Cecilia Heredia

Como fotógrafa, me sitúo en la grieta que separa la imagen como consumo de la imagen
como rastro. En un mundo que Susan Sontag ya preveía como una avalancha inagotable
de capturas, donde la acumulación ha reemplazado a la mirada, mi práctica propone una
pausa radical. Mi trabajo no busca sumar ruido al inventario infinito de lo visible, sino
realizar una “arqueología de lo cotidiano”.
Para mí, la fotografía es un organismo vivo y mutable. No utilizo la cámara para poseer la
realidad, sino para deconstruirla.
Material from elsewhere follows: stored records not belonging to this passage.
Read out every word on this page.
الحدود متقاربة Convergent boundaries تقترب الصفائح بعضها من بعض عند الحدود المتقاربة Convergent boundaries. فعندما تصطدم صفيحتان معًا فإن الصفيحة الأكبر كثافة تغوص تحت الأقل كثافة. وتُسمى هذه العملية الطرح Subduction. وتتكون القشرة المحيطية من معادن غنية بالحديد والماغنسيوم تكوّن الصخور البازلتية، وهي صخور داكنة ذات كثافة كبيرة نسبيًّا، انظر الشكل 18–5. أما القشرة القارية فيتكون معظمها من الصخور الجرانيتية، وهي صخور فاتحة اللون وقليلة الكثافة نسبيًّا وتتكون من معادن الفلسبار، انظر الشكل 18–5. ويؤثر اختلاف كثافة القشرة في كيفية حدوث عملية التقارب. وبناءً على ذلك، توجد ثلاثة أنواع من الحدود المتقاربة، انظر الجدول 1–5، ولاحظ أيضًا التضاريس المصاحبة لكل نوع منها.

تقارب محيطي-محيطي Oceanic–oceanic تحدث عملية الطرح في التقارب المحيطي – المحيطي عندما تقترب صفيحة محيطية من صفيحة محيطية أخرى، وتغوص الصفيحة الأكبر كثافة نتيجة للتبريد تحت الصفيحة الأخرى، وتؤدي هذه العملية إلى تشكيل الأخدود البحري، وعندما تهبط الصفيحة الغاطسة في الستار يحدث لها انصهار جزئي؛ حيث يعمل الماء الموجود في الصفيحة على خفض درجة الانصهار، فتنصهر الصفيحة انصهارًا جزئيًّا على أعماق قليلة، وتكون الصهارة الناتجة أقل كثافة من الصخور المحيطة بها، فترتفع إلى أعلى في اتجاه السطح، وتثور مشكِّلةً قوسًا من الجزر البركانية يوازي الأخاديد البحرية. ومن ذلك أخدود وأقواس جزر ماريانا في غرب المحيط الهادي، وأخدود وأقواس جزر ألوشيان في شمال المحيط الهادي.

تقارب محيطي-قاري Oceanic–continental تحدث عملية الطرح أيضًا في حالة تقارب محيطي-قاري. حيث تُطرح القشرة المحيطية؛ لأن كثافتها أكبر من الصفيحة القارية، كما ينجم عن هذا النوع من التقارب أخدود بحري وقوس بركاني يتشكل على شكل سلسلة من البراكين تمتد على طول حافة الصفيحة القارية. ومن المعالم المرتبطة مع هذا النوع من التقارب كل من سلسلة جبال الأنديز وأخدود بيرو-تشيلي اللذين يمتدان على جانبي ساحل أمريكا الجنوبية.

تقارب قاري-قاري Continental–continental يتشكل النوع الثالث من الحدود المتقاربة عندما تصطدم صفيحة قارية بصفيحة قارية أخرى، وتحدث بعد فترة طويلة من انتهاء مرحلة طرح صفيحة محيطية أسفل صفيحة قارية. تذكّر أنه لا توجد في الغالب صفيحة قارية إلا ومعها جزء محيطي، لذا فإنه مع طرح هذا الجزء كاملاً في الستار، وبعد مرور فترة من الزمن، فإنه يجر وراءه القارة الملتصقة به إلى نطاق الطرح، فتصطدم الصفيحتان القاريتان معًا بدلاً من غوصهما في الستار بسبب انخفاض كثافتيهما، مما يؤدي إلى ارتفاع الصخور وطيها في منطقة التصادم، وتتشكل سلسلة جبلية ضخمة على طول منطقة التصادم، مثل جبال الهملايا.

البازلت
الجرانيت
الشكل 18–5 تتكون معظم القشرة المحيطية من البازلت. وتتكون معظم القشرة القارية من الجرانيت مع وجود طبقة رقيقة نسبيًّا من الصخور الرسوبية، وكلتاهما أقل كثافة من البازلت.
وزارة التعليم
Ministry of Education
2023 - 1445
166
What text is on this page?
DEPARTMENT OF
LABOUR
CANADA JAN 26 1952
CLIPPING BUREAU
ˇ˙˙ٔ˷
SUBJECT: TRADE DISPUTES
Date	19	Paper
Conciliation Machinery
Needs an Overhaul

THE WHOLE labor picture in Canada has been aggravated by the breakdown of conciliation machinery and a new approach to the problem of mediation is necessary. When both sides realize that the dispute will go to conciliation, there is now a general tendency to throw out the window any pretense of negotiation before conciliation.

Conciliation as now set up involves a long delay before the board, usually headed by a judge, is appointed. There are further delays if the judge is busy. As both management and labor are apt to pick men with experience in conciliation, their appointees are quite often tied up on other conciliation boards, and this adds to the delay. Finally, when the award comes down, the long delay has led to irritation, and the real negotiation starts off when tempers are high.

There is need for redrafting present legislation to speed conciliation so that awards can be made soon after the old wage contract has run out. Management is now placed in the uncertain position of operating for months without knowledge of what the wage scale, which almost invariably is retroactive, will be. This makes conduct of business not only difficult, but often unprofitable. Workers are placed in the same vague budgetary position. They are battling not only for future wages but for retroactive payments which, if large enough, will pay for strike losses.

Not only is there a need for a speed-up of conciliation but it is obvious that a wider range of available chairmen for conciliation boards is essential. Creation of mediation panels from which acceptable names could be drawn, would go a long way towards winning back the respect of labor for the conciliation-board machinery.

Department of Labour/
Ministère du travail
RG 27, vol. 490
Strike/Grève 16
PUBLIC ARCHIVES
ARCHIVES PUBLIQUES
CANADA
Si la cultura contemporánea nos empuja a una observación
anémica y veloz, mi proceso —desde el grano de la película análoga hasta la estructura del
diseño digital— es un ejercicio de observación lenta. Rescato fragmentos, objetos
mínimos y restos urbanos para revelar las capas de significado que la “voracidad
fotográfica” moderna suele ignorar.
Entiendo la tecnología no como un motor de producción masiva, sino como una
herramienta de disección. En series como Proyecto Hallazgos, busco que la imagen deje de
ser un simple registro para convertirse en un objeto de valor antropológico. Mi obra es, en
última instancia, un intento de devolverle al acto de ver su peso político y poético: un
puente entre el rigor técnico y la libertad de convertir lo efímero en memoria táctil.